10.c. The seller will reserve the right – in case the agreed term of payment is exceeded – to charge 1% interest per month to the buyer, in which case any partial month shall be considered to be a full month without prejudice to the buyers obligation to make immediate payment of the principal amount. In case no term of payment has been
agreed, or the invoice does not state a term of payment, payments must take place within 14 days after delivery. By exceeding the term of payment the buyer is deemed to be in default without the need of any summons or notice of default.
10.d. All collection costs, both judicial and extra-judicial, shall be borne by the buyer.
If, between the moment the purchase/sale agreement is concluded and the actual delivery, any changes were to occur in the elements that are decisive for determining the selling price, the seller will reserve the right to charge the then established selling price to the buyer, of which fact the seller will notify the buyer in writing.
The seller will reserve the right to immediately demand any of its outstanding amounts, to cancel any agreements it has concluded and/or to claim any indemnification in case the buyer fails to meet its obligations towards the seller, or the seller would have sound reasons to fear the buyer will not be meeting them, inter alia but not limited to the case where the buyer would; lose its unrestricted control of its capital, become deceased, be proceeding to liquidation or disposal of its business, or fail to meet any other obligation towards the seller on whatever grounds; and such without the need of any notice of default or summons.

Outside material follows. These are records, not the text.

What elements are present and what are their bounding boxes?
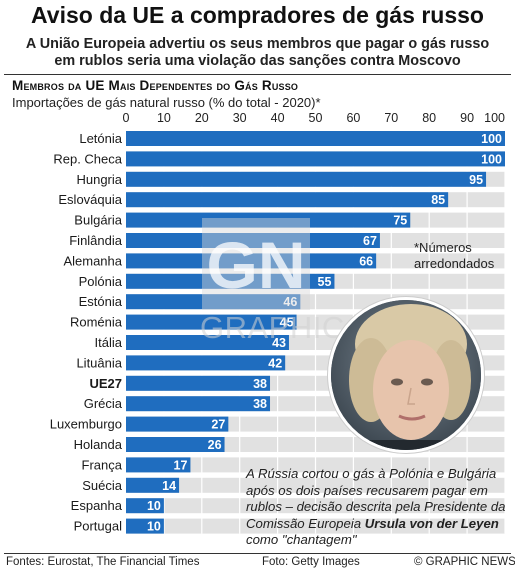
x-tick-label: 80 <box>422 112 436 125</box>
bar-value-label: 75 <box>393 214 407 228</box>
footer-photo-credit: Foto: Getty Images <box>262 556 360 568</box>
x-tick-label: 0 <box>123 112 130 125</box>
bar <box>126 192 449 208</box>
bar-value-label: 100 <box>481 132 502 146</box>
x-tick-label: 90 <box>460 112 474 125</box>
bar-value-label: 66 <box>359 254 373 268</box>
bar-value-label: 85 <box>431 193 445 207</box>
bar <box>126 375 271 391</box>
category-label: Itália <box>95 335 123 350</box>
bar-value-label: 38 <box>253 377 267 391</box>
category-label: Lituânia <box>76 355 122 370</box>
svg-text:GN: GN <box>207 228 306 302</box>
chart-title: Membros da UE Mais Dependentes do Gás Ru… <box>12 78 299 93</box>
bar <box>126 151 505 167</box>
x-tick-label: 10 <box>157 112 171 125</box>
x-tick-label: 50 <box>309 112 323 125</box>
category-label: Bulgária <box>74 213 122 228</box>
bar-value-label: 46 <box>283 295 297 309</box>
category-label: Polónia <box>79 274 123 289</box>
bar-value-label: 26 <box>208 438 222 452</box>
bar-value-label: 14 <box>162 479 176 493</box>
bar <box>126 477 180 493</box>
rounding-note: *Números arredondados <box>414 240 494 272</box>
category-label: Espanha <box>71 498 123 513</box>
bar <box>126 416 229 432</box>
page-subtitle: A União Europeia advertiu os seus membro… <box>6 36 509 70</box>
category-label: Luxemburgo <box>50 417 122 432</box>
portrait-illustration <box>331 300 481 450</box>
caption-person-name: Ursula von der Leyen <box>364 515 499 531</box>
bar <box>126 457 191 473</box>
category-label: Estónia <box>79 294 123 309</box>
category-label: Letónia <box>79 131 122 146</box>
category-label: Rep. Checa <box>53 151 122 166</box>
note-line-1: *Números <box>414 240 472 255</box>
category-label: Hungria <box>76 172 122 187</box>
x-tick-label: 60 <box>346 112 360 125</box>
chart-subtitle: Importações de gás natural russo (% do t… <box>12 95 321 110</box>
header-divider <box>4 74 511 75</box>
bar-value-label: 95 <box>469 173 483 187</box>
category-label: Finlândia <box>69 233 123 248</box>
bar <box>126 518 164 534</box>
bar-value-label: 100 <box>481 152 502 166</box>
footer-copyright: © GRAPHIC NEWS <box>414 556 515 568</box>
bar <box>126 396 271 412</box>
page-title: Aviso da UE a compradores de gás russo <box>31 2 484 28</box>
bar-value-label: 38 <box>253 397 267 411</box>
bar-value-label: 10 <box>147 520 161 534</box>
bar-value-label: 10 <box>147 499 161 513</box>
x-tick-label: 100 <box>484 112 505 125</box>
bar <box>126 437 225 452</box>
category-label: Eslováquia <box>58 192 122 207</box>
category-label: UE27 <box>89 376 122 391</box>
x-tick-label: 30 <box>233 112 247 125</box>
category-label: Grécia <box>84 396 123 411</box>
category-label: Roménia <box>70 315 123 330</box>
bar <box>126 212 411 228</box>
bar-value-label: 17 <box>174 458 188 472</box>
bar-value-label: 55 <box>318 275 332 289</box>
bar-value-label: 43 <box>272 336 286 350</box>
subtitle-line-2: em rublos seria uma violação das sanções… <box>54 53 461 69</box>
subtitle-line-1: A União Europeia advertiu os seus membro… <box>25 36 490 52</box>
bar <box>126 498 164 514</box>
bar <box>126 314 297 330</box>
x-tick-label: 20 <box>195 112 209 125</box>
category-label: Portugal <box>74 519 123 534</box>
category-label: Holanda <box>74 437 123 452</box>
x-tick-label: 70 <box>384 112 398 125</box>
bar <box>126 253 377 269</box>
photo-caption: A Rússia cortou o gás à Polónia e Bulgár… <box>246 466 508 549</box>
bar <box>126 171 487 187</box>
graphic-news-logo-watermark: GN <box>202 218 310 310</box>
caption-text-start: A Rússia cortou o gás à Polónia e Bulgár… <box>246 466 506 531</box>
category-label: França <box>82 457 123 472</box>
bar <box>126 273 335 289</box>
bar <box>126 294 301 310</box>
caption-text-end: como "chantagem" <box>246 532 357 547</box>
bar <box>126 335 289 350</box>
bar-value-label: 67 <box>363 234 377 248</box>
bar <box>126 131 505 146</box>
category-label: Suécia <box>82 478 123 493</box>
bar <box>126 233 380 248</box>
bar <box>126 355 286 371</box>
bar-value-label: 27 <box>211 418 225 432</box>
bar-value-label: 45 <box>280 316 294 330</box>
footer-sources: Fontes: Eurostat, The Financial Times <box>6 556 200 568</box>
x-tick-label: 40 <box>271 112 285 125</box>
footer-divider <box>4 553 511 554</box>
portrait-photo <box>328 297 484 453</box>
note-line-2: arredondados <box>414 256 495 271</box>
bar-value-label: 42 <box>268 356 282 370</box>
category-label: Alemanha <box>63 253 122 268</box>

In view of the nature of the service, any order – once confirmed by the Company – is not cancellable. Cancellation of the Order by the Client will only be accepted on condition that any costs, charges and expenses already incurred, including any charges that will be levied by a sub-contractor on account of their expenses, work or cancellation conditions will be reimbursed to the Company forthwith.
13.a. The seller stipulates for the purpose of, and in so far as is necessary, also on behalf of the other companies to which the seller is directly or indirectly associated by more than half of the ordinary share capital, that it will severally be a co-creditor as to any and all the seller claims or may be claiming from the buyer, in which case each of the several creditors will reserve the right to compare the relevant claim with any claim the buyer could have against this creditor.
Both parties shall maintain strict confidence and shall not disclose to any third party any information or material relating to the other or the other’s business, which comes into that party’s possession and shall not use such information and material without written permission by the other party. This provision shall not, however, apply to information or material, which is, or becomes, public knowledge by means other than by breach by a party to this clause.
14.a. Dutch law shall rule all agreements with the seller. The Treaty of Vienna (CISG) is expressly excluded.
14.b. All litigations will exclusively be submitted to the Judge of the Court of Amsterdam. Only the Dutch text shall be deemed authentic.
15. DISPLAY AND SAMPLES
Any display product or sample inspected by the Customer is solely for the Customer’s convenience and does not constitute a sale by sample.
16. FINAL PROVISIONS
Terms and conditions changes or additions shall be recorded in written form.
If any clause of the terms and conditions shall not be effective, this shall not affect the validity of the entire terms and conditions. The parties agree to replace the invalid provision by a clause that most closely approximates the target with their economic purpose.